Ascensión del Señor: Jornada de las Comunicaciones Sociales, Transmisión del contenido de la fe a los niños de catequesis, Coronación de la imagen de la Mater ter admirabilis en Belén de Escobar

Ascensión del Señor. Como uno de los ecos de la Jornada de las Comunicaciones Sociales en la diócesis, nuestro Obispo nos ha invitado a reflexionar en los ámbitos de catequesis, y en especial con niños de catequesis de iniciación y con jóvenes, sobre el tema central del mensaje del Santo Padre “Silencio y palabra: camino a la evangelización”. El sábado 19, luego de recibir al equipo de jóvenes del movimiento “Santa María de la Estrella” en Campana, donde solicita transmitan dicho lema elegido por Benedicto XVI a través de las redes sociales, nuestro Obispo celebra la misa a las 12 en el Santuario de la Mater ter admirabilis, del Movimiento Apostólico de Schoenstatt, en Belén de Escobar, oportunidad en que se realiza la coronación de la sagrada imagen.
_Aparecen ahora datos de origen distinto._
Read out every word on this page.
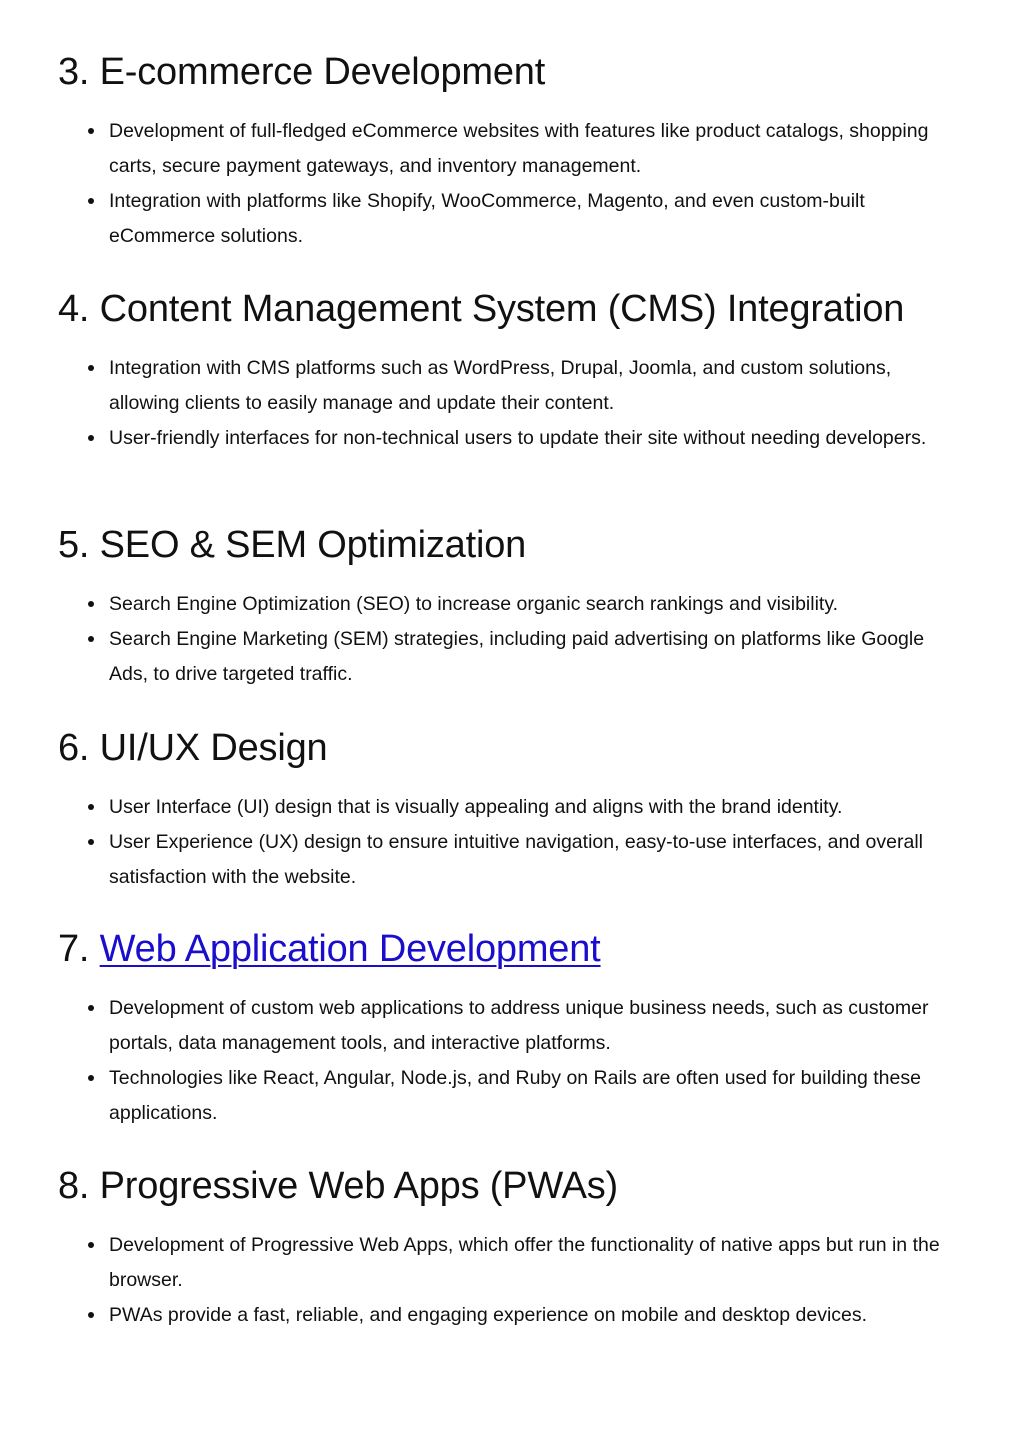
3. E-commerce Development
Development of full-fledged eCommerce websites with features like product catalogs, shopping carts, secure payment gateways, and inventory management.
Integration with platforms like Shopify, WooCommerce, Magento, and even custom-built eCommerce solutions.
4. Content Management System (CMS) Integration
Integration with CMS platforms such as WordPress, Drupal, Joomla, and custom solutions, allowing clients to easily manage and update their content.
User-friendly interfaces for non-technical users to update their site without needing developers.
5. SEO & SEM Optimization
Search Engine Optimization (SEO) to increase organic search rankings and visibility.
Search Engine Marketing (SEM) strategies, including paid advertising on platforms like Google Ads, to drive targeted traffic.
6. UI/UX Design
User Interface (UI) design that is visually appealing and aligns with the brand identity.
User Experience (UX) design to ensure intuitive navigation, easy-to-use interfaces, and overall satisfaction with the website.
7. Web Application Development
Development of custom web applications to address unique business needs, such as customer portals, data management tools, and interactive platforms.
Technologies like React, Angular, Node.js, and Ruby on Rails are often used for building these applications.
8. Progressive Web Apps (PWAs)
Development of Progressive Web Apps, which offer the functionality of native apps but run in the browser.
PWAs provide a fast, reliable, and engaging experience on mobile and desktop devices.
El mismo sábado por la tarde, ya en la solemnidad de la Ascensión, el Obispo Mons. Oscar confirma a jóvenes alumnos del colegio “Los Robles” (de la jurisdicción parroquial de Nuestra Señora de la Paz y San Francisco de Asís”) en el Campus de la Universidad del Salvador. El día domingo, 20 de mayo, Mons. Oscar celebra confirmaciones en la parroquia de Nuestra Señora de las Gracias, del barrio “Peruzzotti” de Pilar.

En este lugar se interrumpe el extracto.